Pascal Gaming has partnered with Brazilian football icon Ronaldinho to release a dedicated game portfolio targeting the Brazilian market and international audiences ahead of the 2026 FIFA World Cup.
The Armenia-based studio, part of SoftConstruct, announced the collaboration on 26 May. The portfolio spans crash games, slots and additional titles planned across the remainder of the year, backed by tournaments, promotional activities and special events tied to the Ronaldinho brand.
The Titles
The first release is Avinho R10, a crash-style game placing Ronaldinho in an aviation-themed experience set above Brazil. The title references his social media handle R10 and the number 10 shirt he wore during his years at Barcelona and AC Milan.

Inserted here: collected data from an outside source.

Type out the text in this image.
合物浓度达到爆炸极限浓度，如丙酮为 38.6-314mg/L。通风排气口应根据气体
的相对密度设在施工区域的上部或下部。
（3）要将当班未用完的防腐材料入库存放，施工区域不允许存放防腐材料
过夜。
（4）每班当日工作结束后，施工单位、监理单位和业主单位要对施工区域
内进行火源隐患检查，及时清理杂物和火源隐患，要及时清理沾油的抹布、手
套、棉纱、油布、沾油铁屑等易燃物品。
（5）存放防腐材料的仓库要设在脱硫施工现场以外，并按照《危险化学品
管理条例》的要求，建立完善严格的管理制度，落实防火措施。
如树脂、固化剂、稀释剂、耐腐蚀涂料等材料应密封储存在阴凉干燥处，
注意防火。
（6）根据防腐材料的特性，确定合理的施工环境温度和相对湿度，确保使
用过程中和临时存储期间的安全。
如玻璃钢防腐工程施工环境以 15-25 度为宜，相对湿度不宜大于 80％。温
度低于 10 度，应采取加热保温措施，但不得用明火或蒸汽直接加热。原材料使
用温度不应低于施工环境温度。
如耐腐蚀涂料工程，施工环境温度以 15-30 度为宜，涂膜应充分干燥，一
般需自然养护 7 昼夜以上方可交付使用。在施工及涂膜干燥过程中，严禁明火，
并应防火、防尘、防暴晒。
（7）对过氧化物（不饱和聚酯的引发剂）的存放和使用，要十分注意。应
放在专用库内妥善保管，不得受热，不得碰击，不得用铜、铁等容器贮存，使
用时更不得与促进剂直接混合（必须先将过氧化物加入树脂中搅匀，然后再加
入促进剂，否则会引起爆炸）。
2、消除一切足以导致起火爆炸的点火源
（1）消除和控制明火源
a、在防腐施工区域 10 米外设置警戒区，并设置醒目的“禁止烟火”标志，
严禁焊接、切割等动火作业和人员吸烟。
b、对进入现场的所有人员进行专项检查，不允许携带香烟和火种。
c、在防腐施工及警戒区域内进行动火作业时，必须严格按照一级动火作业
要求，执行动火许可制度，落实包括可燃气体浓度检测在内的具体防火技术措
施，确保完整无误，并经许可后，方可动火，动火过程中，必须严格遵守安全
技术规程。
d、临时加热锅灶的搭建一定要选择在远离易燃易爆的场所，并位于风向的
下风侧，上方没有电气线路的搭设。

The second title, Fortune Ronaldinho, is scheduled for June. Described as a slot celebrating the player’s global legacy and fanbase, it extends the portfolio into a format more traditionally associated with European and Asian casino audiences than with the crash game segment that dominates Brazilian player behaviour.
Pascal Gaming confirmed that further Ronaldinho-branded titles and marketing campaigns are in development, with additional releases expected before the end of 2026.
The Market Context
The World Cup timing is deliberate. The 2026 tournament, co-hosted across the United States, Canada and Mexico, is the first to feature 48 national teams. It falls during Brazil’s first full year under a fully regulated betting framework — a market that generated an estimated $7bn in gross gaming revenue and drew approximately 25 million bettors in year one, cementing its position as a priority destination for B2B suppliers.
Brazil’s licensed operator ecosystem is still consolidating, but a competitive tier has already emerged. Operators competing for market share have a clear incentive to carry differentiated content that drives acquisition and retention around major sporting events — particularly a World Cup with Brazil’s national team in the mix.
For Pascal Gaming, the Ronaldinho partnership addresses a specific product challenge in LatAm. The crash format is already established among Brazilian players, but competition at the content level is intense. A branded title carrying a footballer of Ronaldinho’s global recognition gives operators a promotional vehicle that generic crash mechanics cannot replicate.
Armen Mnaskanian, head of sales at SoftConstruct Gaming Content, said:
“Ronaldinho is one of the most recognisable and loved football personalities in the world, so for us this collaboration is much more than a game launch. It is a global entertainment project that combines football culture, emotionally engaging gameplay and strong promotional activities ahead of the World Cup.”
Studio Strategy
Pascal Gaming has been expanding its crash game and localised content catalogue across Latin America, Africa and Asia throughout 2026. The Ronaldinho portfolio fits a broader supplier approach — using character-driven IP tied to culturally relevant figures to secure operator relationships in markets where distribution agreements are still being established.
The model has precedent in the B2B space. Studios that have built early positions in emerging markets by pairing recognisable IP with high-frequency game formats have found it accelerates both operator conversations and player acquisition. SoftSwiss’s work with Stake, scaling from 15 games to a platform generating $4.7bn in GGR, illustrates how content strategy and operator partnerships compound in fast-growing markets.
The studio has not disclosed distribution partners or specific operator targets for the Ronaldinho portfolio. Whether the titles generate material traction will depend on how many Brazilian-facing operators integrate the content ahead of the tournament, and whether the promotional activities planned around it translate into measurable player engagement over and above the base crash game audience.